Undated photo of Tyler Clementi.AP
Dharun Ravi, pictured above, could get up to 10 years for each of two second-degree bias intimidation charges in a case that became renowned because his roommate, Tyler Clementi, committed suicide days after the spying.AP
NEW BRUNSWICK, N.J. -- A former Rutgers student accused of using a webcam to spy on his roommate's same-sex encounter pleaded not guilty Monday to 15 charges including bias intimidation, invasion of privacy and evidence tampering.
It was the first court appearance for 19-year-old Dharun Ravi, the main suspect in the crimes allegedly committed against Tyler Clementi, a fellow Rutgers freshman who killed himself days after the alleged spying.
His death sparked a nationwide conversation about bullying against young gays.
Ravi, of Plainsboro, was silent throughout the court appearance, which lasted less than 10 minutes. Clementi's parents and brother sat in the back of the courtroom for the brief hearing.
Ravi wore a dark suit and appeared to bite his lower lip as a chorus of cameras clicked his photo.
Lawyer Steven Altman entered a not guilty plea for Ravi and waived having the indictment against him read in court.
Authorities say the case began in early August, when Ravi learned who he'd be rooming with in his first year at Rutgers.
Soon after that, he posted a message on his Twitter account: "Found out my roommate is gay," and linked to a thread that Clementi is believed to have posted on a gay community chat room.
Then on Sept. 19, according to Twitter archives stored by Google, he tweeted again: "Roommate asked for the room till midnight. I went into molly's room and turned on my webcam. I saw him making out with a dude. Yay."
Authorities say that was the night Ravi used the webcam to spy on his roommate -- and that he tried to do it again two nights later.
Clementi, an 18-year-old violinist, killed himself Sept. 22 by jumping off the George Washington Bridge.
Prosecutors say that Ravi deleted Twitter and text messages to cover up the alleged crimes.

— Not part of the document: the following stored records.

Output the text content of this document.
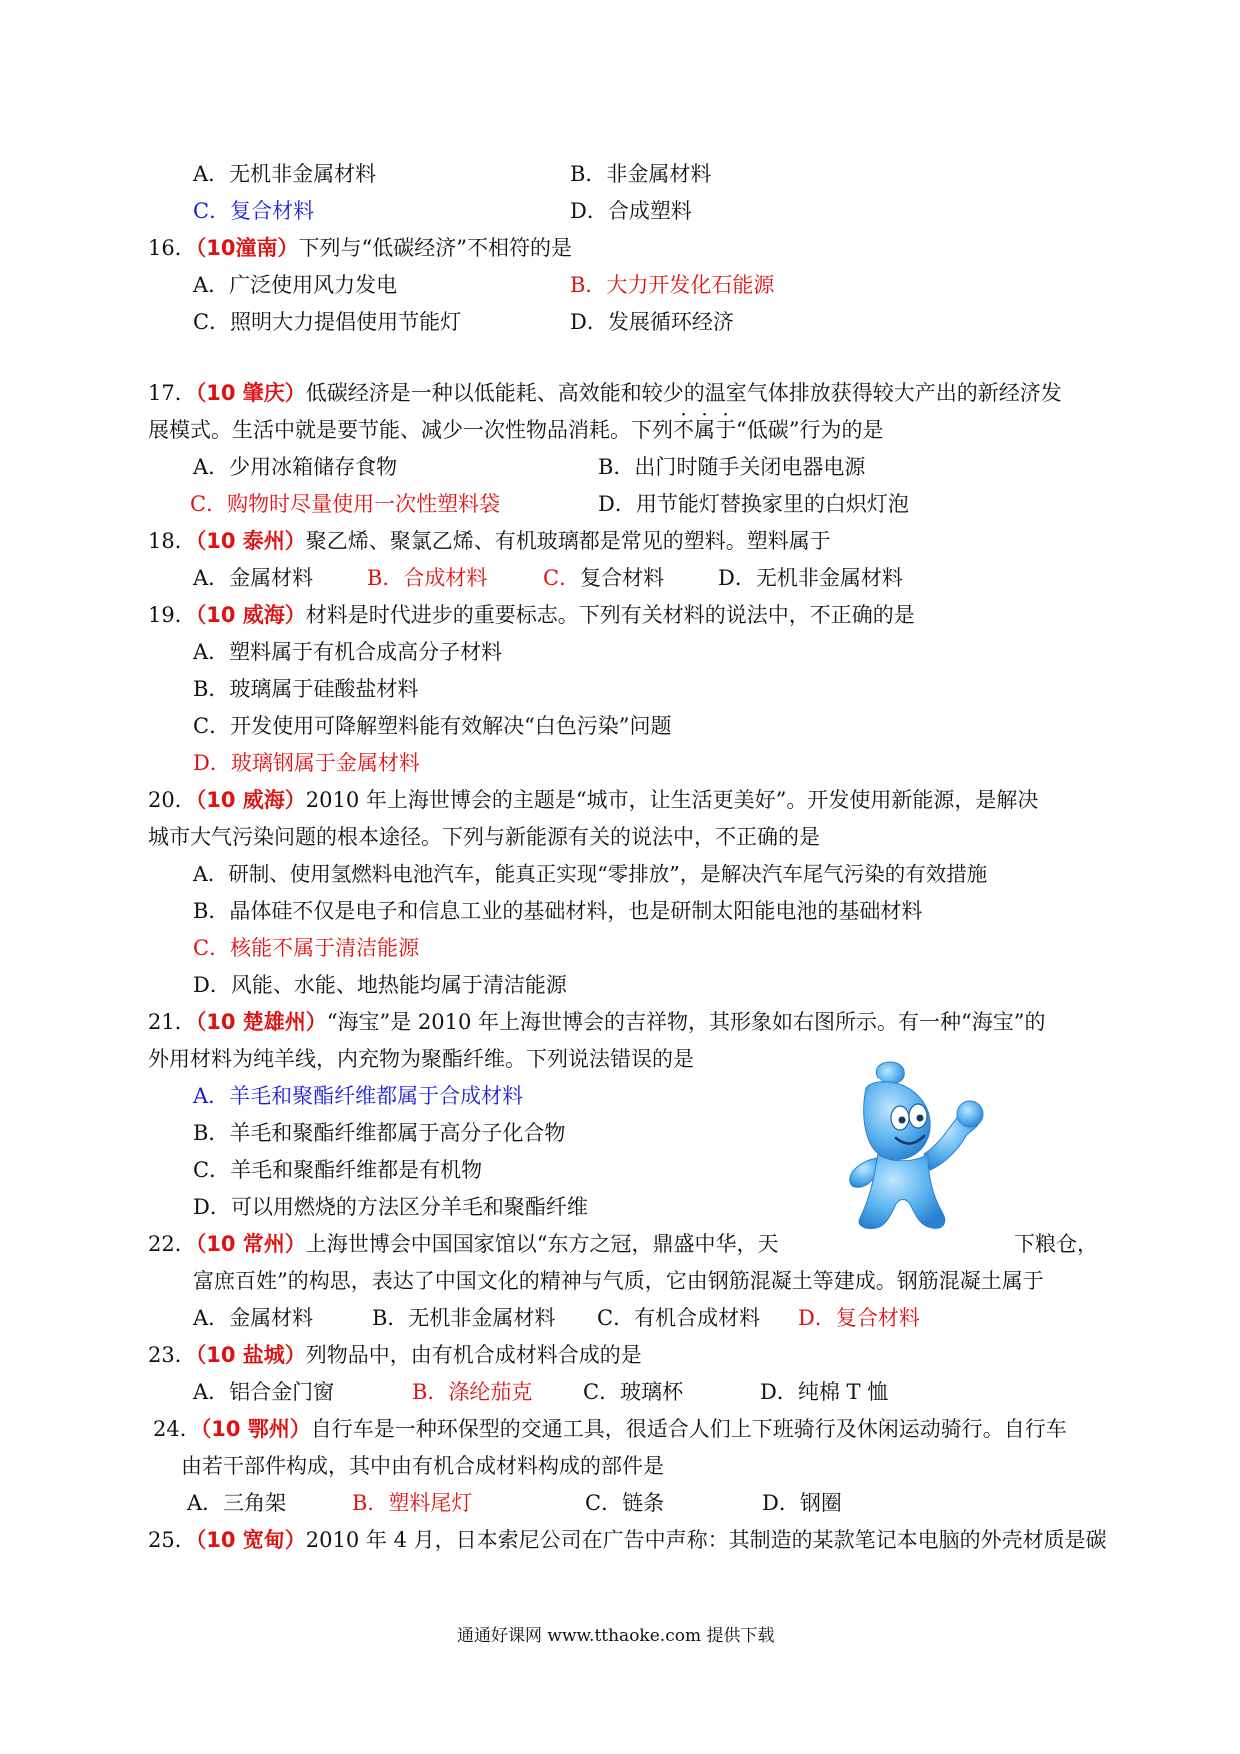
A．无机非金属材料	B．非金属材料
C．复合材料	D．合成塑料
16．（10潼南）下列与“低碳经济”不相符的是
A．广泛使用风力发电	B．大力开发化石能源
C．照明大力提倡使用节能灯	D．发展循环经济
17．（10 肇庆）低碳经济是一种以低能耗、高效能和较少的温室气体排放获得较大产出的新经济发
展模式。生活中就是要节能、减少一次性物品消耗。下列不属于“低碳”行为的是
A．少用冰箱储存食物	B．出门时随手关闭电器电源
C．购物时尽量使用一次性塑料袋	D．用节能灯替换家里的白炽灯泡
18．（10 泰州）聚乙烯、聚氯乙烯、有机玻璃都是常见的塑料。塑料属于
A．金属材料	B．合成材料	C．复合材料	D．无机非金属材料
19．（10 威海）材料是时代进步的重要标志。下列有关材料的说法中，不正确的是
A．塑料属于有机合成高分子材料
B．玻璃属于硅酸盐材料
C．开发使用可降解塑料能有效解决“白色污染”问题
D．玻璃钢属于金属材料
20．（10 威海）2010 年上海世博会的主题是“城市，让生活更美好”。开发使用新能源，是解决
城市大气污染问题的根本途径。下列与新能源有关的说法中，不正确的是
A．研制、使用氢燃料电池汽车，能真正实现“零排放”，是解决汽车尾气污染的有效措施
B．晶体硅不仅是电子和信息工业的基础材料，也是研制太阳能电池的基础材料
C．核能不属于清洁能源
D．风能、水能、地热能均属于清洁能源
21．（10 楚雄州）“海宝”是 2010 年上海世博会的吉祥物，其形象如右图所示。有一种“海宝”的
外用材料为纯羊线，内充物为聚酯纤维。下列说法错误的是
A．羊毛和聚酯纤维都属于合成材料
B．羊毛和聚酯纤维都属于高分子化合物
C．羊毛和聚酯纤维都是有机物
D．可以用燃烧的方法区分羊毛和聚酯纤维
22．（10 常州）上海世博会中国国家馆以“东方之冠，鼎盛中华，天	下粮仓，
富庶百姓”的构思，表达了中国文化的精神与气质，它由钢筋混凝土等建成。钢筋混凝土属于
A．金属材料	B．无机非金属材料 C．有机合成材料 D．复合材料
23．（10 盐城）列物品中，由有机合成材料合成的是
A．铝合金门窗	B．涤纶茄克 C．玻璃杯	D．纯棉 T 恤
24．（10 鄂州）自行车是一种环保型的交通工具，很适合人们上下班骑行及休闲运动骑行。自行车
由若干部件构成，其中由有机合成材料构成的部件是
A．三角架	B．塑料尾灯	C．链条	D．钢圈
25．（10 宽甸）2010 年 4 月，日本索尼公司在广告中声称：其制造的某款笔记本电脑的外壳材质是碳
通通好课网 www.tthaoke.com 提供下载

The most serious charges he faces are bias intimidation, which can be punished by up to 10 years in prison. To be found guilty of that crime, a jury would have to be persuaded that Clementi believed he was being targeted because he was gay.
Ravi's lawyer, Altman, said he's starting to make his way through the evidence prosecutors have provided him, including 88 computer disks of material, 1,600 pages of documents and a list of 125 possible witnesses.
Altman said he would hire an expert and possibly an investigator to interview witnesses.
Judge Glenn Berman scheduled a status conference on the case for July 25, with lawyers for Ravi and the Middlesex County Prosecutor's to exchange evidence before then.
One of the witnesses is Molly Wei, who is also charged with invasion of privacy in the case. Earlier this month, she was accepted into a pretrial intervention program. Charges against her will be dropped in three years if she meets a series of conditions, including cooperating with investigators.
Her lawyer says she's been cooperating since the beginning.
Clementi's father read a short statement after the hearing: "Our family is grateful for the active work of the prosecutor's office in this case," he said. "We are eager to see the criminal justice process move forward."